TRINIDAD. Una ciudad detenida en el tiempo


En el año 1514, los conquistadores españoles fundaron en un ameno valle del sur de Cuba, apenas a una legua del mar, un modesto enclave al que llamaron villa de la Santísima Trinidad. Estas fundaciones del Nuevo Mundo tenían por punto de partida el desbroce de un terreno que serviría de plaza pública y la celebración de una misa, en un improvisado altar, casi siempre a la sombra de un árbol.
Es curioso que el sitio escogido para la fundación de Trinidad no estuviera próximo al mar o en la inmediata vecindad de un río, como si los conquistadores hubieran subordinado esas necesidades al clima y al panorama que se disfruta desde esa especie de anfiteatro natural que es como un palco gigantesco frente al Caribe.
El nuevo asiento estuvo marcado, desde temprano, por la precariedad y la deserción: como tantos otros pueblos de la región, fue un apeadero en el camino de la conquista de Tierra Firme; pero tal vez se despobló, al principio, más que otros. Justo a los cinco años de ser fundada, cuando apenas era un caserío que empezaba a crecer por cuenta de la ganadería, llegó Hernán Cortés y se llevó a casi todos los hombres, entre ellos a algunos vecinos que, de pacíficos hacendados, terminaron por convertirse en audaces guerreros –como Pedro de Alvarado, que se destacaría en la conquista de Mesoamérica.

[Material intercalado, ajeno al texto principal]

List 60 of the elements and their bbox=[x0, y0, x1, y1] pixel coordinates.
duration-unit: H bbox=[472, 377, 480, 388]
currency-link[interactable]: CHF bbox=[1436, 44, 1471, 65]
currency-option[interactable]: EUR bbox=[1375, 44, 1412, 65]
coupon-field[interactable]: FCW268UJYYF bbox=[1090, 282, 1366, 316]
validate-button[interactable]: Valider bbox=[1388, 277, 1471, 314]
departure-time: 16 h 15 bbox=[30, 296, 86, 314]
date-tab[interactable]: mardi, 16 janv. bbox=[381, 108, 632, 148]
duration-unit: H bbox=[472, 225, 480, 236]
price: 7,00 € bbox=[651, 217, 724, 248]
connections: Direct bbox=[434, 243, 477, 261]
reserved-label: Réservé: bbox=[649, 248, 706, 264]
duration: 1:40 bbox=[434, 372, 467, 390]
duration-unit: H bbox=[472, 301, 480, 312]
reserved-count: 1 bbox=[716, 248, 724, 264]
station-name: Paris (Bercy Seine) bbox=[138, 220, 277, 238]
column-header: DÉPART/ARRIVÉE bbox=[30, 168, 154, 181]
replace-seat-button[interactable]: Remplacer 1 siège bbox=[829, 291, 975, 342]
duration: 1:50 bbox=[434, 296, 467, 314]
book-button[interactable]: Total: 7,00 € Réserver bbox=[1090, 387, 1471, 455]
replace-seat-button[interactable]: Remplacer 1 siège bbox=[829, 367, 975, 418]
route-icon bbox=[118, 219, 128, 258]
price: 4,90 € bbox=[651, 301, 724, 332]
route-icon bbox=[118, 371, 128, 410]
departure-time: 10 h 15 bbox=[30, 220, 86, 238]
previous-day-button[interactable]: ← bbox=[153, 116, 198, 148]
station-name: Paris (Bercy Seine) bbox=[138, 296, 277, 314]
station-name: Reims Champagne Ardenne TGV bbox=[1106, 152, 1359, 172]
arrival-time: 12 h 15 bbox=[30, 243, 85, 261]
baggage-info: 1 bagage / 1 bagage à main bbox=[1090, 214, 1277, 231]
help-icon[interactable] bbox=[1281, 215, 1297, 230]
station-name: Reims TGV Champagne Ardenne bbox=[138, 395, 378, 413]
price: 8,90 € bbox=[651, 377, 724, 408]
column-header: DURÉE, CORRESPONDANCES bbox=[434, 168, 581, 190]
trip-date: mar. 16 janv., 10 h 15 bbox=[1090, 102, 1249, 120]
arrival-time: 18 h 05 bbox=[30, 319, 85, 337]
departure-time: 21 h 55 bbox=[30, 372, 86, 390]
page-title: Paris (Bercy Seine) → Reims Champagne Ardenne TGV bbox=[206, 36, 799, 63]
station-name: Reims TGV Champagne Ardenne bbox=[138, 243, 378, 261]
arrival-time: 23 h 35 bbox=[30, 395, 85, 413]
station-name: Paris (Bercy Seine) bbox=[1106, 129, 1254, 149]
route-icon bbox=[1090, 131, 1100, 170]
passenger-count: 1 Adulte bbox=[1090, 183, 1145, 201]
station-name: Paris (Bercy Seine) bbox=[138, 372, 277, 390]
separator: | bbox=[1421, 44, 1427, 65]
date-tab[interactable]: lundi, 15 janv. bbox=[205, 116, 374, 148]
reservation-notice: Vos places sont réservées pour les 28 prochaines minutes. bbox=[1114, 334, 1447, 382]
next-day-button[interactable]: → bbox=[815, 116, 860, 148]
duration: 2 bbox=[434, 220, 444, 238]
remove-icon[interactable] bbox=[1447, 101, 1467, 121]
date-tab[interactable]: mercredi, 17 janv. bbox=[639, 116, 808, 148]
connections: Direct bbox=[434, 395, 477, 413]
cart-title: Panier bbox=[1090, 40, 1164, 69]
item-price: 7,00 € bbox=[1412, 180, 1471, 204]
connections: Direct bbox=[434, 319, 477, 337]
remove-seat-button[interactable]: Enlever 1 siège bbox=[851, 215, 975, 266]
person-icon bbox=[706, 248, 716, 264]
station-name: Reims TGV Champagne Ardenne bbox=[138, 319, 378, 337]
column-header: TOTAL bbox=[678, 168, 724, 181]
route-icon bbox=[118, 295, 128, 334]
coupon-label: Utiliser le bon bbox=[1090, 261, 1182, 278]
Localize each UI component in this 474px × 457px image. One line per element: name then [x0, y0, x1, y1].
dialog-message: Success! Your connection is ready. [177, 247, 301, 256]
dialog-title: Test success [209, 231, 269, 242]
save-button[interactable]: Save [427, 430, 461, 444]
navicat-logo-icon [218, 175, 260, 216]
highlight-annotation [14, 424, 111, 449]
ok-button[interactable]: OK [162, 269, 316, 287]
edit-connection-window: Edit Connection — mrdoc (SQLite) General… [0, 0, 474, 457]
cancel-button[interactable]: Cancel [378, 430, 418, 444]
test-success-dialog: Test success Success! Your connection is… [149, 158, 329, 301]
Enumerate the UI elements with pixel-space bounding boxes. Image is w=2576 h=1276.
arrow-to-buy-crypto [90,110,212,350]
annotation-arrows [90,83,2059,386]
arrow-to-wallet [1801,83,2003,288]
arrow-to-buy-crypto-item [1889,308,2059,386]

Por los próximos doscientos años, Trinidad tiene un desarrollo muy lento, que tal vez podría calificarse de raquítico. En ese tiempo se enfrentó alguna vez a corsarios y piratas (o fue víctima de sus saqueos) y comerció asiduamente con contrabandistas. Su época de prosperidad empieza en el siglo XVIII, y particularmente a fines de ese siglo, cuando la revolución haitiana da lugar al gran auge del azúcar y el café de Cuba. Es entonces que el llamado Valle de los Ingenios se convierte en un emporio que enriquece a los trinitarios. Es la época en que se construyen las grandes casonas y rueda el oro, con el estigma indiscutible de que esa prosperidad, que marca el carácter definitivo de la ciudad, se sustenta sobre el trabajo esclavo de decenas de miles de negros.
La ciudad adquirió su perfil definitivo en esa opulenta primera mitad del siglo XIX, que es también el tiempo en que se afincan los ilustres apellidos de la oligarquía local: Iznaga, Borrell, Brunet, Béquer, Cantero… cuyas viviendas, o sus ruinas, hoy muestran a los turistas. En esa época Trinidad llegó a ser la capital de la región central de Cuba y sus clases altas derrochaban en lujos suntuarios, con casas mercantiles que importaban directamente artículos de Europa. El conde de Brunet edificó un teatro digno de cualquier principado alemán; Justo Germán Cantero hizo enlosar de mármol el cauce del río que pasaba por su quinta de recreo para disfrutar de una enorme piscina natural; Juan Guillermo Béquer levantó un palacete estilo georgiano con fuentes de las que manaba vino y champaña en sus fabulosos saraos. De estas maravillas no quedan hoy más que algunos muros ruinosos.



El empobrecimiento de los suelos, la falta de previsión empresarial, la competencia de otros puertos de embarque se citan entre las causas del declive económico que le sobrevendría a la ciudad a partir de los años sesenta del siglo XIX. Cuando adviene la república, Trinidad es una ciudad venida a menos que, prácticamente aislada del resto del país, se dedica a rumiar su decadencia, a reafirmar sus costumbres y sus tradiciones. En medio de una nación que se proyecta hacia la modernidad y que se aprovecha notablemente de la vecindad de Estados Unidos, Trinidad empieza a ser admirada como un asombroso reducto del mundo colonial. La pobreza y el aislamiento sirven a los fines de la preservación.
En los fabulosos años cincuenta, acaso la época de mayor pujanza de la Cuba que precedió al castrismo, un nuevo auge económico parecía llamado a devolverle el esplendor a la ciudad; pero la imposición de un régimen totalitario frustró esas esperanzas. Trinidad no es inmune a la devastación castrista, por mucho que se esfuercen en decir lo contrario los visitantes ingenuos y los nativos malvados. Pese a la dedicación y al empeño de algunos honestos especialistas en la conservación local, el resultado neto en un maquillaje fraudulento y atroz.
Medio milenio después de que aquel grupo de intrépidos españoles le diera nombre, la villa de la Santísima Trinidad –desprovista de muchas de las familias que alguna vez la enriquecieran y le dieran arraigo y solera a sus tradiciones – corre el riesgo de conservarse caricaturescamente, sin que por ello la modernidad esté a punto de transformarla. Algo para llorar.